How to Scrape Single Page Applications (SPAs)

Learn how to scrape Single Page Applications built with React, Vue, and Angular. Covers rendering techniques, API interception, and practical examples.

Single Page Applications (SPAs) built with React, Vue, or Angular render content dynamically in the browser. A standard HTTP request returns an empty shell. Here is how to extract data from them.

Why SPAs Are Hard to Scrape

import requests
from bs4 import BeautifulSoup

# This returns an empty page for SPAs
response = requests.get("https://spa-website.com/products")
soup = BeautifulSoup(response.text, "html.parser")
print(soup.find_all("div", class_="product"))  # [] - empty!

The HTML source only contains a root <div> and JavaScript bundles. All content is rendered client-side after JavaScript execution.

Strategy 1: Find the Hidden API

SPAs fetch data from backend APIs. Finding and calling these APIs directly is the fastest and most reliable approach.

from playwright.sync_api import sync_playwright
import json

api_calls = []

with sync_playwright() as p:
    browser = p.chromium.launch()
    page = browser.new_page()

    def capture_api(response):
        content_type = response.headers.get("content-type", "")
        if "application/json" in content_type:
            try:
                api_calls.append({
                    "url": response.url,
                    "status": response.status,
                    "data": response.json()
                })
            except:
                pass

    page.on("response", capture_api)
    page.goto("https://spa-website.com/products")
    page.wait_for_load_state("networkidle")
    browser.close()

# Now you have the API endpoints
for call in api_calls:
    print(f"API: {call['url']}")
    print(f"Data keys: {list(call['data'].keys()) if isinstance(call['data'], dict) else 'array'}")

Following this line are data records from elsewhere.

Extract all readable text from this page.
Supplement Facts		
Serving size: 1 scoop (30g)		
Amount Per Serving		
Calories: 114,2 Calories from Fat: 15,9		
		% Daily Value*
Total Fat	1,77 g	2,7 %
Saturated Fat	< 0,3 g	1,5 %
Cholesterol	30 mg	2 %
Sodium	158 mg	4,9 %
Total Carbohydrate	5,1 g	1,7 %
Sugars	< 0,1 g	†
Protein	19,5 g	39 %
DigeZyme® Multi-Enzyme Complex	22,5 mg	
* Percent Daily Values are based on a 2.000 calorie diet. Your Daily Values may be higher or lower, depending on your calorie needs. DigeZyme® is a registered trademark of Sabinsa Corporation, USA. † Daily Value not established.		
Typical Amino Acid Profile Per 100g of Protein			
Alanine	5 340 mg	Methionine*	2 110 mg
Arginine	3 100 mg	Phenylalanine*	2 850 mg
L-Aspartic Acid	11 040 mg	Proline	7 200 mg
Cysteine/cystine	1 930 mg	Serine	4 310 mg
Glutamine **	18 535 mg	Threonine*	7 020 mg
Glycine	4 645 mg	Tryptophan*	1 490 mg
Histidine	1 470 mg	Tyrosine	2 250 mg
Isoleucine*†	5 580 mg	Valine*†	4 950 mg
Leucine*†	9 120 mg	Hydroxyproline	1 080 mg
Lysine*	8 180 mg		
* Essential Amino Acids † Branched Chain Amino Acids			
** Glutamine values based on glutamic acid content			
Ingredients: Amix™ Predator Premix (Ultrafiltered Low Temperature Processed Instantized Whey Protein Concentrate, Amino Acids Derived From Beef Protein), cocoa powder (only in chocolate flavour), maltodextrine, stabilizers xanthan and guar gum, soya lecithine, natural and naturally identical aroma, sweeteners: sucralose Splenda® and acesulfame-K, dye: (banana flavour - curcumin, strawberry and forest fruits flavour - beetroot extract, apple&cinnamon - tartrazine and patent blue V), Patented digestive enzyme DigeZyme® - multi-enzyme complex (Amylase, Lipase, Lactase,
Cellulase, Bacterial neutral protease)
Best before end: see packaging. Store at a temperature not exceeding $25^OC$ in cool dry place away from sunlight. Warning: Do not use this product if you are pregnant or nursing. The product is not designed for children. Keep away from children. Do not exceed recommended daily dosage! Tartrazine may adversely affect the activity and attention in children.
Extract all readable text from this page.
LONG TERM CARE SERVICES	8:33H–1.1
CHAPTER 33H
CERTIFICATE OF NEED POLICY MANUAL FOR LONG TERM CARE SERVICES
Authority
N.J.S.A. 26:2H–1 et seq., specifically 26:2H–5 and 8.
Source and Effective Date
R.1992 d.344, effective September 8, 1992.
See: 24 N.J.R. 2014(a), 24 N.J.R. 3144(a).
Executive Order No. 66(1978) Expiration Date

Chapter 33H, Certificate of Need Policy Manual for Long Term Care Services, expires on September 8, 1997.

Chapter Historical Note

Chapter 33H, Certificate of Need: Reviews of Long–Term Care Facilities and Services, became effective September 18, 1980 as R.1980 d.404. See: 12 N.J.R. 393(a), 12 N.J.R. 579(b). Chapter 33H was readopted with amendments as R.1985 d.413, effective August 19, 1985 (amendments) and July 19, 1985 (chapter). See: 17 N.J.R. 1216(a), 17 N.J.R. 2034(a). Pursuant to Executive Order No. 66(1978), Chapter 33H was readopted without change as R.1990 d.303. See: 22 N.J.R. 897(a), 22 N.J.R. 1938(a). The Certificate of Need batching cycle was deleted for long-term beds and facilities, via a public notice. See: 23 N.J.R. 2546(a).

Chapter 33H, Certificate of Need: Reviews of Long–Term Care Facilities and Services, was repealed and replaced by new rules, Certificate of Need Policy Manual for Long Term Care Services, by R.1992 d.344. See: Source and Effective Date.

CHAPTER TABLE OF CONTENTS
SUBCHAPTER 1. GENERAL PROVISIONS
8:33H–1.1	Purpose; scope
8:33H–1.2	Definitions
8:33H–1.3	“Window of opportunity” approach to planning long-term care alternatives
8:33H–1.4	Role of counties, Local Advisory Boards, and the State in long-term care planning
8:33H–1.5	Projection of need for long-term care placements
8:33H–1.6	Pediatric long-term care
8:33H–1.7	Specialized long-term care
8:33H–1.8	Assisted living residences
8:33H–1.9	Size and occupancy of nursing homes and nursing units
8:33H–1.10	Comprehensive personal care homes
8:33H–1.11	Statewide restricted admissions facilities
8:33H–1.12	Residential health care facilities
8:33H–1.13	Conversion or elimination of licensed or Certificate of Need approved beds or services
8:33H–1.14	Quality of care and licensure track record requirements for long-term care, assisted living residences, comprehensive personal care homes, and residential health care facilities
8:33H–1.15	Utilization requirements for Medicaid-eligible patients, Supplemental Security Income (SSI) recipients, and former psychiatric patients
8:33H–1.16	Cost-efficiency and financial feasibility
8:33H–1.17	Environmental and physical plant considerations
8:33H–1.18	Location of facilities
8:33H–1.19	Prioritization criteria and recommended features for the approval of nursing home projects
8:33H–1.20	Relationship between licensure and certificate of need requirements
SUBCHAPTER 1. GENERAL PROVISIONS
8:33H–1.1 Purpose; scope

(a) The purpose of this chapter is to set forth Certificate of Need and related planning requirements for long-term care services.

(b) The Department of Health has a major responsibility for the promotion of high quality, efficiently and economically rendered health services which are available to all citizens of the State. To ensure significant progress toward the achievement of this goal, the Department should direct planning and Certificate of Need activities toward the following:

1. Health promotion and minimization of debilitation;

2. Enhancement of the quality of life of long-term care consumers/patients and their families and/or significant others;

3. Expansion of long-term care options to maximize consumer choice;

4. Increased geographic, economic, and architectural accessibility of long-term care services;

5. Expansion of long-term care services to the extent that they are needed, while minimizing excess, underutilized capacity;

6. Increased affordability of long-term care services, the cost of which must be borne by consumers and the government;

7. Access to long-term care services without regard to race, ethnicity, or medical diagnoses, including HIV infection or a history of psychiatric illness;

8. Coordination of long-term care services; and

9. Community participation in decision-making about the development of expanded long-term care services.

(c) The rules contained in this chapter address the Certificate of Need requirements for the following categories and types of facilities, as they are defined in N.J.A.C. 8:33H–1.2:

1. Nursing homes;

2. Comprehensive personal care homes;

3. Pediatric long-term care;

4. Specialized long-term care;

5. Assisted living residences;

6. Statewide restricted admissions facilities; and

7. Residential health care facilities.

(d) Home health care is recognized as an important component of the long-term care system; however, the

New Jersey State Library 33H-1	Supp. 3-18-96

Once you know the API endpoint, call it directly:

import requests

# Direct API call - no browser needed
response = requests.get("https://api.spa-website.com/products?page=1&limit=50")
data = response.json()

Strategy 2: ScraperAPI with Rendering

When you cannot find or access the API directly, use ScraperAPI with JavaScript rendering.

import requests
from bs4 import BeautifulSoup

response = requests.get(
    "http://api.scraperapi.com",
    params={
        "api_key": "YOUR_SCRAPERAPI_KEY",
        "url": "https://spa-website.com/products",
        "render": "true",
        "wait_for_selector": ".product-card"  # Wait for content
    }
)

soup = BeautifulSoup(response.text, "html.parser")
products = soup.find_all("div", class_="product-card")
print(f"Found {len(products)} products")

Strategy 3: Playwright with Wait Conditions

from playwright.sync_api import sync_playwright

with sync_playwright() as p:
    browser = p.chromium.launch()
    page = browser.new_page()

    page.goto("https://spa-website.com/products")

    # Wait for the actual content to render
    page.wait_for_selector(".product-card", timeout=10000)

    # Handle infinite scroll if needed
    prev_count = 0
    while True:
        page.evaluate("window.scrollTo(0, document.body.scrollHeight)")
        page.wait_for_timeout(2000)
        products = page.query_selector_all(".product-card")
        if len(products) == prev_count:
            break
        prev_count = len(products)

    # Extract data
    for product in products:
        title = product.query_selector(".title")
        price = product.query_selector(".price")
        print(f"{title.inner_text()}: {price.inner_text()}")

    browser.close()

Decision Tree

Check for __NEXT_DATA__ or embedded JSON in the page source first
Intercept API calls using browser DevTools or Playwright
Call APIs directly if they do not require authentication
Use ScraperAPI with rendering if APIs are protected or signed
Use full browser automation as a last resort

Finding the underlying API is always the best approach. It is faster, more reliable, and returns structured data.